The food that Muni and his wife share is meager fare: they cannot afford anything else. However, one day Muni is able to shake "drumsticks" (a kind of radish) from a tree and asks his wife to prepare them for him. She sends him to the store for ingredients, but he has no money and the shopkeeper sends a deeply mortified Muni away. When Muni gets home, his wife tells him to forget eating until the end of the day—fasting will be good for him. So Muni walks away and finds himself by the side of a road, next to a statue of a warrior on his horse, that has been there for the seventy years that Muni has lived his life in the village.
Soon a large station wagon arrives, carrying an American. Neither man can speak to the other, but they carry on conversation. Each man speaks about what is important to him: the American wants to buy the statue, believing Muni owns it. As he speaks, we realize this man has a great deal of money: he has a house where the horse will rest as guests sip cocktails (alcoholic drinks) around it. Muni understands none of this, but neither does the American understand Muni's story of his life (including a childhood of poverty) and the history of the statue.

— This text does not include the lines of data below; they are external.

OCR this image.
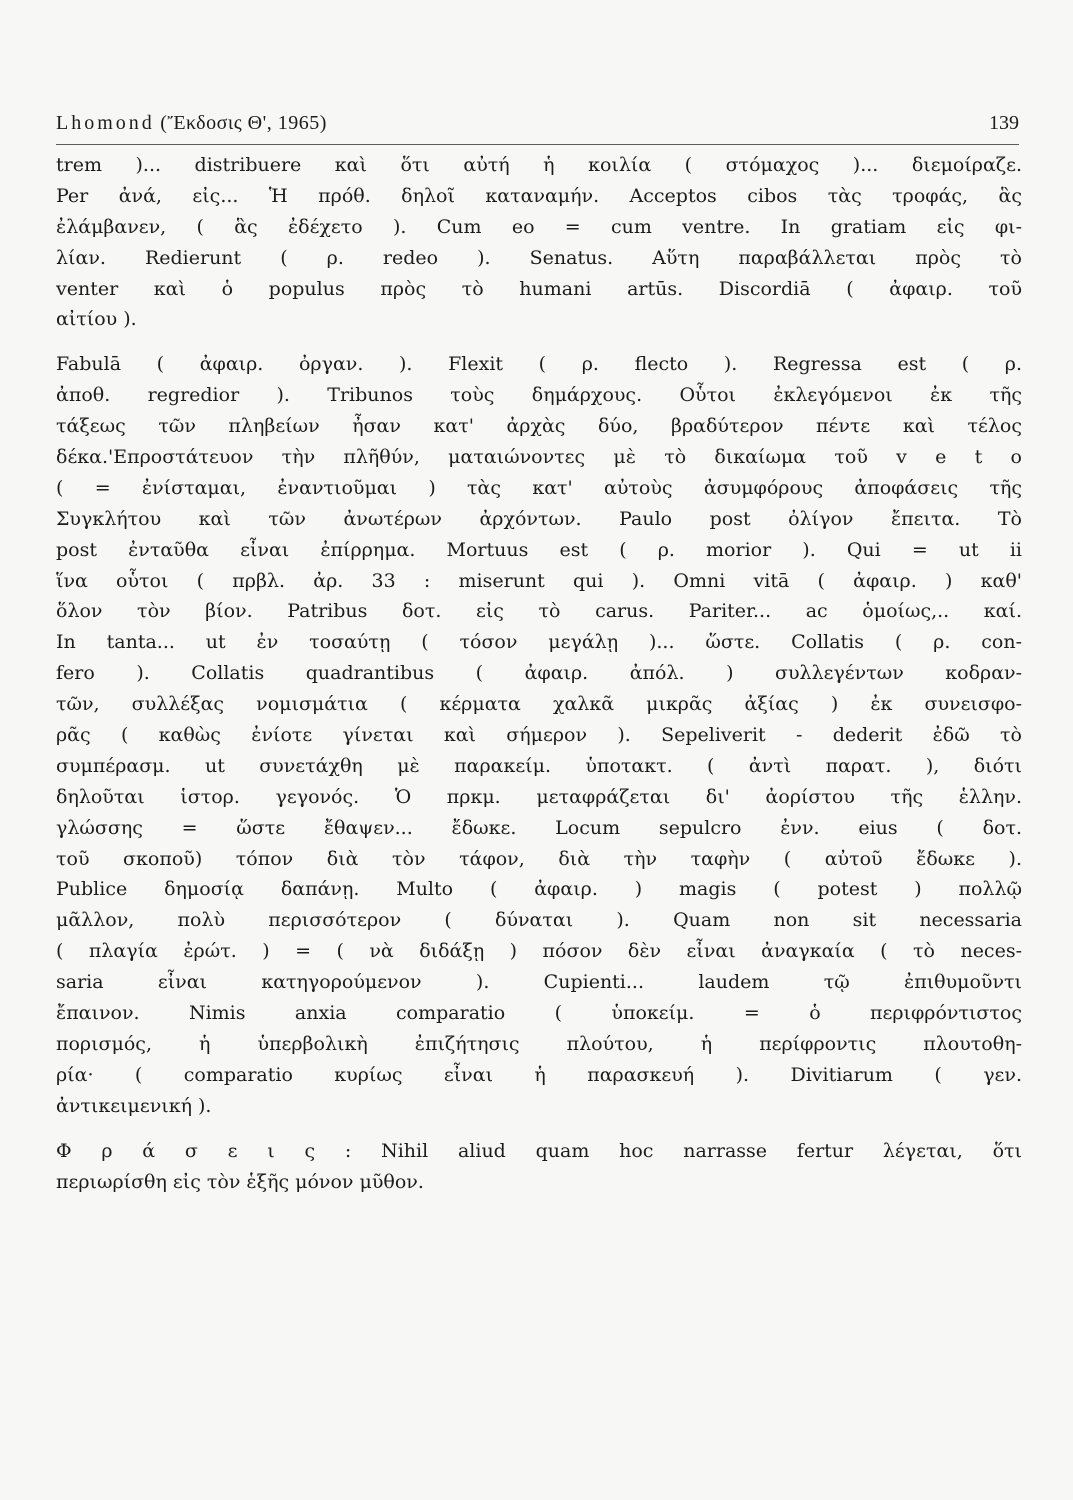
Lhomond (Ἔκδοσις Θ', 1965)	139
trem )... distribuere καὶ ὅτι αὐτή ἡ κοιλία ( στόμαχος )... διεμοίραζε.
Per ἀνά, εἰς... Ἡ πρόθ. δηλοῖ καταναμήν. Acceptos cibos τὰς τροφάς, ἃς
ἐλάμβανεν, ( ἃς ἐδέχετο ). Cum eo = cum ventre. In gratiam εἰς φι-
λίαν. Redierunt ( ρ. redeo ). Senatus. Αὕτη παραβάλλεται πρὸς τὸ
venter καὶ ὁ populus πρὸς τὸ humani artūs. Discordiā ( ἀφαιρ. τοῦ
αἰτίου ).
Fabulā ( ἀφαιρ. ὀργαν. ). Flexit ( ρ. flecto ). Regressa est ( ρ.
ἀποθ. regredior ). Tribunos τοὺς δημάρχους. Οὗτοι ἐκλεγόμενοι ἐκ τῆς
τάξεως τῶν πληβείων ἦσαν κατ' ἀρχὰς δύο, βραδύτερον πέντε καὶ τέλος
δέκα.'Επροστάτευον τὴν πλῆθύν, ματαιώνοντες μὲ τὸ δικαίωμα τοῦ v e t o
( = ἐνίσταμαι, ἐναντιοῦμαι ) τὰς κατ' αὐτοὺς ἀσυμφόρους ἀποφάσεις τῆς
Συγκλήτου καὶ τῶν ἀνωτέρων ἀρχόντων. Paulo post ὀλίγον ἔπειτα. Τὸ
post ἐνταῦθα εἶναι ἐπίρρημα. Mortuus est ( ρ. morior ). Qui = ut ii
ἵνα οὗτοι ( πρβλ. ἀρ. 33 : miserunt qui ). Omni vitā ( ἀφαιρ. ) καθ'
ὅλον τὸν βίον. Patribus δοτ. εἰς τὸ carus. Pariter... ac ὁμοίως,.. καί.
In tanta... ut ἐν τοσαύτῃ ( τόσον μεγάλῃ )... ὥστε. Collatis ( ρ. con-
fero ). Collatis quadrantibus ( ἀφαιρ. ἀπόλ. ) συλλεγέντων κοδραν-
τῶν, συλλέξας νομισμάτια ( κέρματα χαλκᾶ μικρᾶς ἀξίας ) ἐκ συνεισφο-
ρᾶς ( καθὼς ἐνίοτε γίνεται καὶ σήμερον ). Sepeliverit - dederit ἐδῶ τὸ
συμπέρασμ. ut συνετάχθη μὲ παρακείμ. ὑποτακτ. ( ἀντὶ παρατ. ), διότι
δηλοῦται ἱστορ. γεγονός. Ὁ πρκμ. μεταφράζεται δι' ἀορίστου τῆς ἑλλην.
γλώσσης = ὥστε ἔθαψεν... ἔδωκε. Locum sepulcro ἐνν. eius ( δοτ.
τοῦ σκοποῦ) τόπον διὰ τὸν τάφον, διὰ τὴν ταφὴν ( αὐτοῦ ἔδωκε ).
Publice δημοσίᾳ δαπάνῃ. Multo ( ἀφαιρ. ) magis ( potest ) πολλῷ
μᾶλλον, πολὺ περισσότερον ( δύναται ). Quam non sit necessaria
( πλαγία ἐρώτ. ) = ( νὰ διδάξῃ ) πόσον δὲν εἶναι ἀναγκαία ( τὸ neces-
saria εἶναι κατηγορούμενον ). Cupienti... laudem τῷ ἐπιθυμοῦντι
ἔπαινον. Nimis anxia comparatio ( ὑποκείμ. = ὁ περιφρόντιστος
πορισμός, ἡ ὑπερβολικὴ ἐπιζήτησις πλούτου, ἡ περίφροντις πλουτοθη-
ρία· ( comparatio κυρίως εἶναι ἡ παρασκευή ). Divitiarum ( γεν.
ἀντικειμενική ).
Φ ρ ά σ ε ι ς : Nihil aliud quam hoc narrasse fertur λέγεται, ὅτι
περιωρίσθη εἰς τὸν ἑξῆς μόνον μῦθον.
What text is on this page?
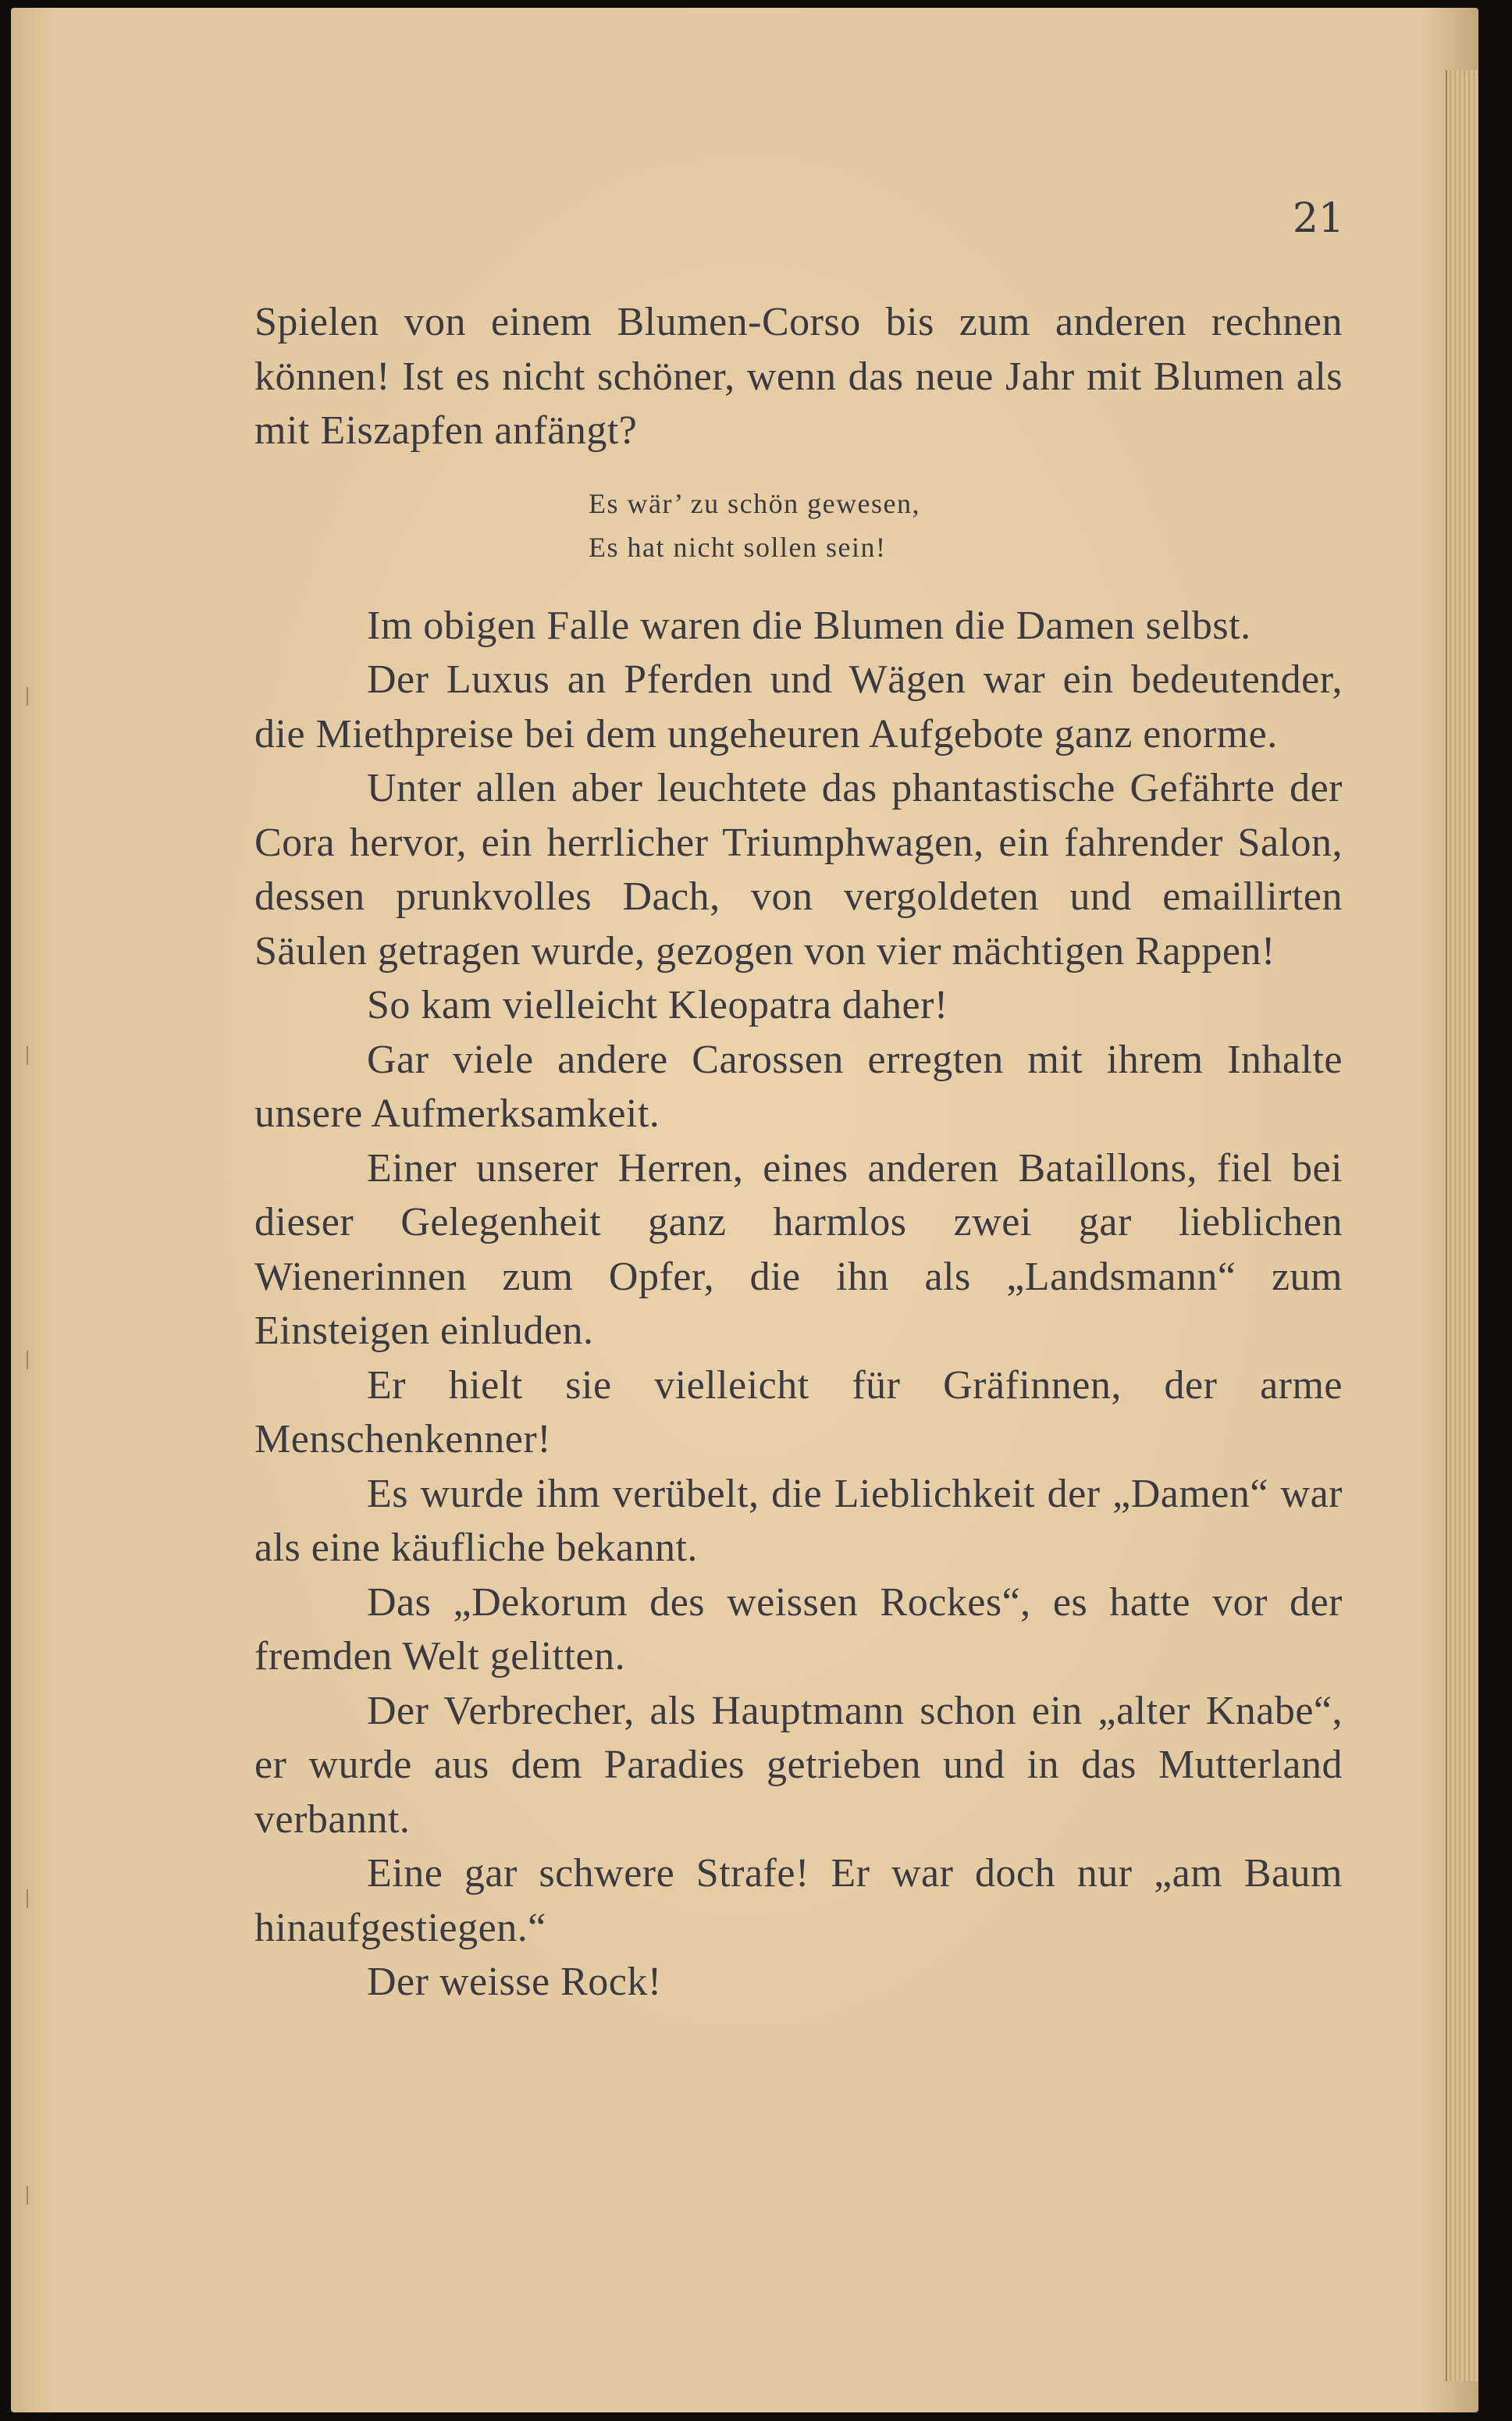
21

Spielen von einem Blumen-Corso bis zum anderen rechnen können! Ist es nicht schöner, wenn das neue Jahr mit Blumen als mit Eiszapfen anfängt?

Es wär’ zu schön gewesen,
Es hat nicht sollen sein!

Im obigen Falle waren die Blumen die Damen selbst.

Der Luxus an Pferden und Wägen war ein bedeutender, die Miethpreise bei dem ungeheuren Aufgebote ganz enorme.

Unter allen aber leuchtete das phantastische Gefährte der Cora hervor, ein herrlicher Triumphwagen, ein fahrender Salon, dessen prunkvolles Dach, von vergoldeten und emaillirten Säulen getragen wurde, gezogen von vier mächtigen Rappen!

So kam vielleicht Kleopatra daher!

Gar viele andere Carossen erregten mit ihrem Inhalte unsere Aufmerksamkeit.

Einer unserer Herren, eines anderen Bataillons, fiel bei dieser Gelegenheit ganz harmlos zwei gar lieblichen Wienerinnen zum Opfer, die ihn als „Landsmann“ zum Einsteigen einluden.

Er hielt sie vielleicht für Gräfinnen, der arme Menschenkenner!

Es wurde ihm verübelt, die Lieblichkeit der „Damen“ war als eine käufliche bekannt.

Das „Dekorum des weissen Rockes“, es hatte vor der fremden Welt gelitten.

Der Verbrecher, als Hauptmann schon ein „alter Knabe“, er wurde aus dem Paradies getrieben und in das Mutterland verbannt.

Eine gar schwere Strafe! Er war doch nur „am Baum hinaufgestiegen.“

Der weisse Rock!
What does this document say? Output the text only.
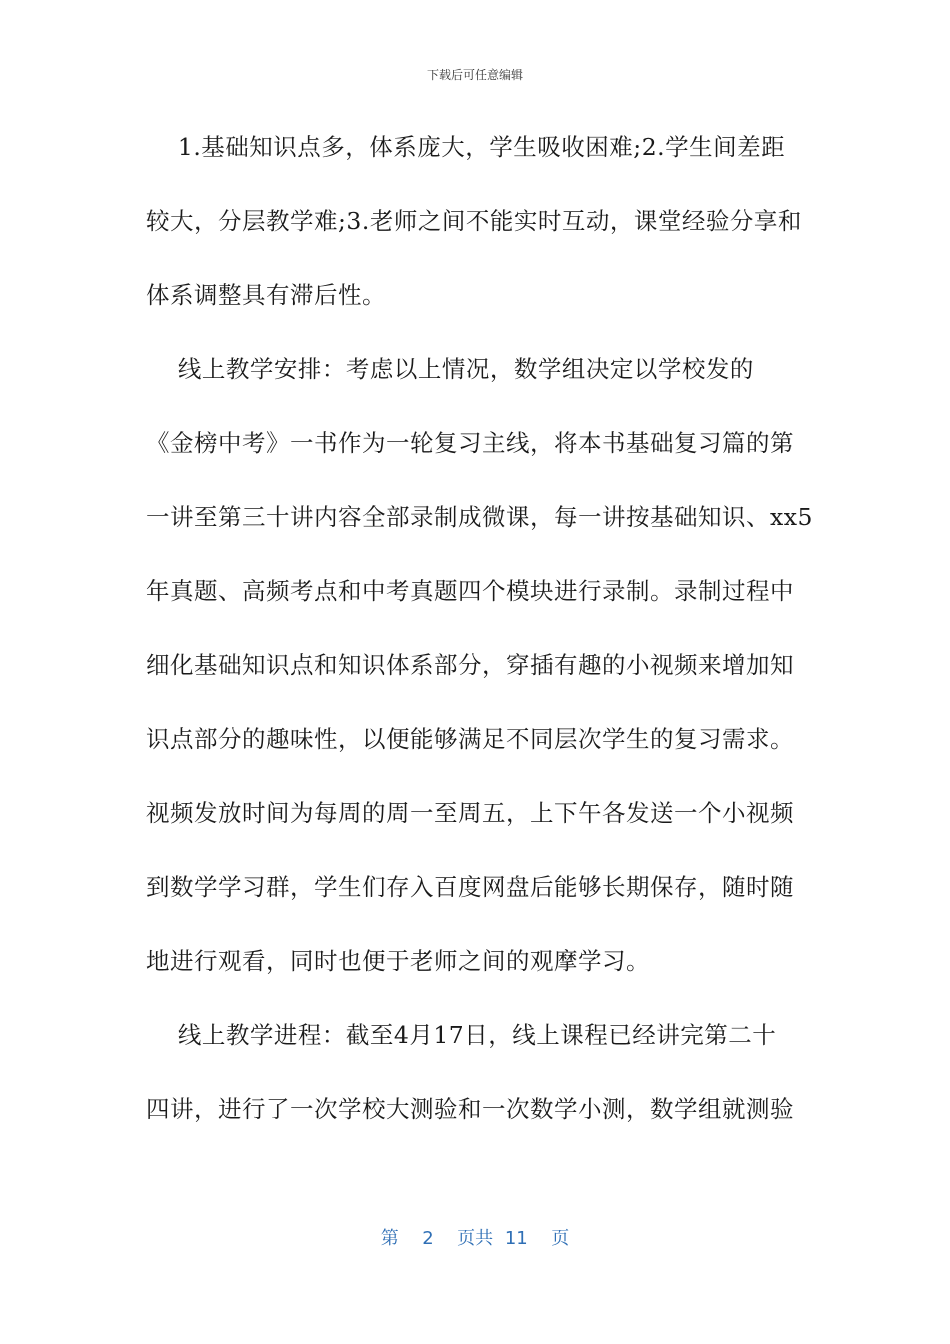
下载后可任意编辑
1.基础知识点多，体系庞大，学生吸收困难;2.学生间差距
较大，分层教学难;3.老师之间不能实时互动，课堂经验分享和
体系调整具有滞后性。
线上教学安排：考虑以上情况，数学组决定以学校发的
《金榜中考》一书作为一轮复习主线，将本书基础复习篇的第
一讲至第三十讲内容全部录制成微课，每一讲按基础知识、xx5
年真题、高频考点和中考真题四个模块进行录制。录制过程中
细化基础知识点和知识体系部分，穿插有趣的小视频来增加知
识点部分的趣味性，以便能够满足不同层次学生的复习需求。
视频发放时间为每周的周一至周五，上下午各发送一个小视频
到数学学习群，学生们存入百度网盘后能够长期保存，随时随
地进行观看，同时也便于老师之间的观摩学习。
线上教学进程：截至4月17日，线上课程已经讲完第二十
四讲，进行了一次学校大测验和一次数学小测，数学组就测验
第  2  页共 11  页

The story shows a clash of two very different cultures. By the end of the tale, the American believes he has bought the statue from Muni, and he presses a hundred and twenty rupees into Muni's hand. It is humorous to note that Muni has no thought of the statue, but believes that he has sold the American his old scraggly goats—that are too worthless to be sold or eaten. Muni takes the money and runs to tell his wife. She refuses to believe the story, even though this money is so much more than Muni owes the shopkeepers and will make their lives a great deal easier. It becomes even more difficult when the goats finally find their way home, making the story seem even less credible. The story ends with Muni being verbally beaten down by his wife. They have money, but now Muni has no peace.